When Gregory had taught the children to be Good Christians, they told him lots about England. And Gregory liked it so much that he said: “I must really go to England and teach them to be Good Christians like I have these boys.”
So he asked the Pope: “Can I go to England and teach the People there to be Good Christians?”
And the Pope said: “Yes, you may go.”
But the People at Rome were Awfully Fond of Gregory, and they made such a Fuss that the Pope said: “I think you’d better not go.”
Gregory wanted to go ever so much, but, when the Pope told him not, he gave it up, because he was always obedient. But he thought about it ever such a lot.
Then one day Gregory being such a Good Man and the people at Rome being so Fond of him, they made him Pope.
“Now,” thought Gregory, “as I’m made Pope, I can’t ever go to England. I must stay at Rome and look after Things here, but I can send someone else to teach them to be Good Christians.”
So he told a Good Man called Augustine to go and to take a lot of other Good Men with him to help him.
And Augustine started to go. But when he had gone as far as France, people told him such Awful Stories about the Bad, Cruel Angles and Saxons that he got frightened and went back to Rome. Gregory, however, sent him right back again.
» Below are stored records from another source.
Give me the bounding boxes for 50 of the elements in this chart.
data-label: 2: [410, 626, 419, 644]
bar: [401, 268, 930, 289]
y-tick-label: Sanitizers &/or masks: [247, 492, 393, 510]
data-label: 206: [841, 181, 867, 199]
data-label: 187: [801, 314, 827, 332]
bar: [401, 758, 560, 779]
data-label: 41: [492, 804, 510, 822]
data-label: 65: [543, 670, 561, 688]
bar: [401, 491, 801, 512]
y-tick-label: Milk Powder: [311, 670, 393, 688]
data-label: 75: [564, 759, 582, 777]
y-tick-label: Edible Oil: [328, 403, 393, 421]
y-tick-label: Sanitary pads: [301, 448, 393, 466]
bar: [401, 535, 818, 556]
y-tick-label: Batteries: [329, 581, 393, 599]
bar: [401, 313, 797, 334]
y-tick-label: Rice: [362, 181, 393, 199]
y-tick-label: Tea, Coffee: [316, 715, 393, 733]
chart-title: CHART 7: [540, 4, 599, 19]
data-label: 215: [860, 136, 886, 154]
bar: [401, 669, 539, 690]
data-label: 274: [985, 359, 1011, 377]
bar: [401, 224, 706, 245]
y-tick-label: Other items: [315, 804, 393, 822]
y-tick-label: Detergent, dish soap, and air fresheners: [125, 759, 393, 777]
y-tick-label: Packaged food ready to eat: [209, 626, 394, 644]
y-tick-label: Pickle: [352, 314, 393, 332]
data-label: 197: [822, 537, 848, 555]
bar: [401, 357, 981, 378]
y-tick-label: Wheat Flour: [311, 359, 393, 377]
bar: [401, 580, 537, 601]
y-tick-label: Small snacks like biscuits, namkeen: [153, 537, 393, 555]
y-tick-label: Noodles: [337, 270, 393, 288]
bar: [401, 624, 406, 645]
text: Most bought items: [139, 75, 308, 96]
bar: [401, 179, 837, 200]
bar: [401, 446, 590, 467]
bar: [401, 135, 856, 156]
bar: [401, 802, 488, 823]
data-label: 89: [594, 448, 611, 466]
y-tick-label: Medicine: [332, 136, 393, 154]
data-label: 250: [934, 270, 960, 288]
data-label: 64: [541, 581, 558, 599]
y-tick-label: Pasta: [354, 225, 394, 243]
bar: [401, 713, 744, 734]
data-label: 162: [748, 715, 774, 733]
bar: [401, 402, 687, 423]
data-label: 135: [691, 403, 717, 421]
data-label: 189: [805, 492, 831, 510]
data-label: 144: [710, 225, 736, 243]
“How dare you be such a coward!” he said. “Do as you are told. Never mind if they do kill you.”
So Augustine started off again and this time he got to England.
Now at this time England wasn’t all under one King as it is now. The Angles and Saxons and Jutes had chopped it all up into bits and there were about seven Kings all ruling in England at one time, each having his own Little Bit.
The first Kingdom Augustine came to was the Kingdom of Kent. He found that the people weren’t half so Fierce and Cruel as he had been told. They were quite kind to him and his men, and didn’t seem to want to kill him. So he stopped there for a bit, and baptized the King and made him a Good Christian, and lots of the people too. Then they went on to the other Kingdoms and taught them. And as years and years went on lots and lots more Good Men came to help them. So at last all England belonged to the Church of Christ.